Using the cache directive

Hi


I have a SOR Poisson solver kernel that i want to try to use the cache directive on. Im am however a little bit unclear how and where to use it. Was wonder if anyone could give me some suggestions.

I am using the deviceptr clause because data is allocated using acc_malloc, and the mask value represents obstacles in the volume.

Also wondering what would be the optimal gang vector configuration when working on a 3D grid such as 128x32x128 (x,y,z). As default the compiler partitions the two inner loops (x,z) across gangs an the inner loop (x) across vectors.

Thanks for any suggestions.

#define I(X,Y,Z) ((X) + (Z)*dim.x + (Y)*dim.z*dim.x) 

void solve_poisson(float *p, float *p0, float *b, int *obs, float *poisson_tab, dim_3 dim, float w) {
#pragma acc kernels deviceptr(p,p0,obs,b,poisson_tab) copyin(w)   
{     
    #pragma acc loop independent 
    for(int y = 1; y < dim.y-1; ++y) { 
        #pragma acc loop independent
        for(int z = 1; z < dim.z-1; ++z) { 
            #pragma acc loop independent 
            for(int x = 1; x < dim.x-1; ++x) {

                int mask = obs[I(x,y,z)] & 127;

                if ((~mask & 126) && (mask & VOX_SELF) == 0) {
                    float res = 0.0f;
                    res += p0[I(x-1,y,z)] * (float)((mask & VOX_LEFT) == 0);
                    res += p0[I(x+1,y,z)] * (float)((mask & VOX_RIGHT) == 0);
                    res += p0[I(x,y-1,z)] * (float)((mask & VOX_BELOW) == 0);
                    res += p0[I(x,y+1,z)] * (float)((mask & VOX_ABOVE) == 0);
                    res += p0[I(x,y,z-1)] * (float)((mask & VOX_UP) == 0);
                    res += p0[I(x,y,z+1)] * (float)((mask & VOX_DOWN) == 0);
                    res -= b[I(x,y,z)];
                    res *= poisson_tab[mask>>1];
                    res *= w;
                    res += p0[I(x,y,z)]*(1.0f - w);
                    p[I(x,y,z)] = res;
                }
                else {
                    p[I(x,y,z)] = 0.0f;
                }
            }
        }
    }
}
}

Hi mmikalsen,

For the “cache” directive, the syntax would be something like:

            #pragma acc loop independent 
            for(int x = 1; x < dim.x-1; ++x) { 
            #pragma acc cache(p0[x:128])

Unfortunately, it can be tricky to use and the compiler doesn’t always accept it depending upon the array and it’s layout. We’re working on it and should have better support in the future. Though, the compiler typically does do a good job utilizing shared memory so often the cache directive isn’t needed.

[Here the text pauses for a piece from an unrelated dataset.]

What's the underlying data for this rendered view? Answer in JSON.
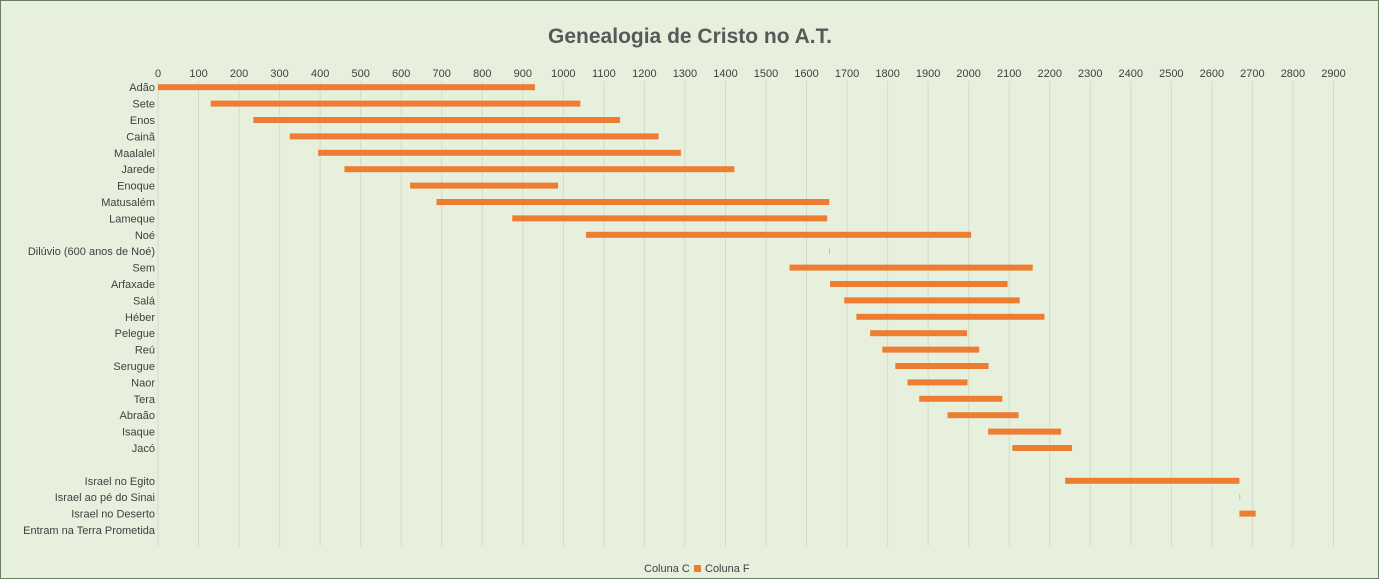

More often than not, the compiler does find the optimal schedule and in this case it may be. However, I would have thought the default would be gang, gang vector, vector. Though, you can over ride this and experiment.

    #pragma acc loop gang independent 
    for(int y = 1; y < dim.y-1; ++y) { 
        #pragma acc loop gang vector independent 
        for(int z = 1; z < dim.z-1; ++z) { 
            #pragma acc loop vector independent 
            for(int x = 1; x < dim.x-1; ++x) {

Hope this helps,
Mat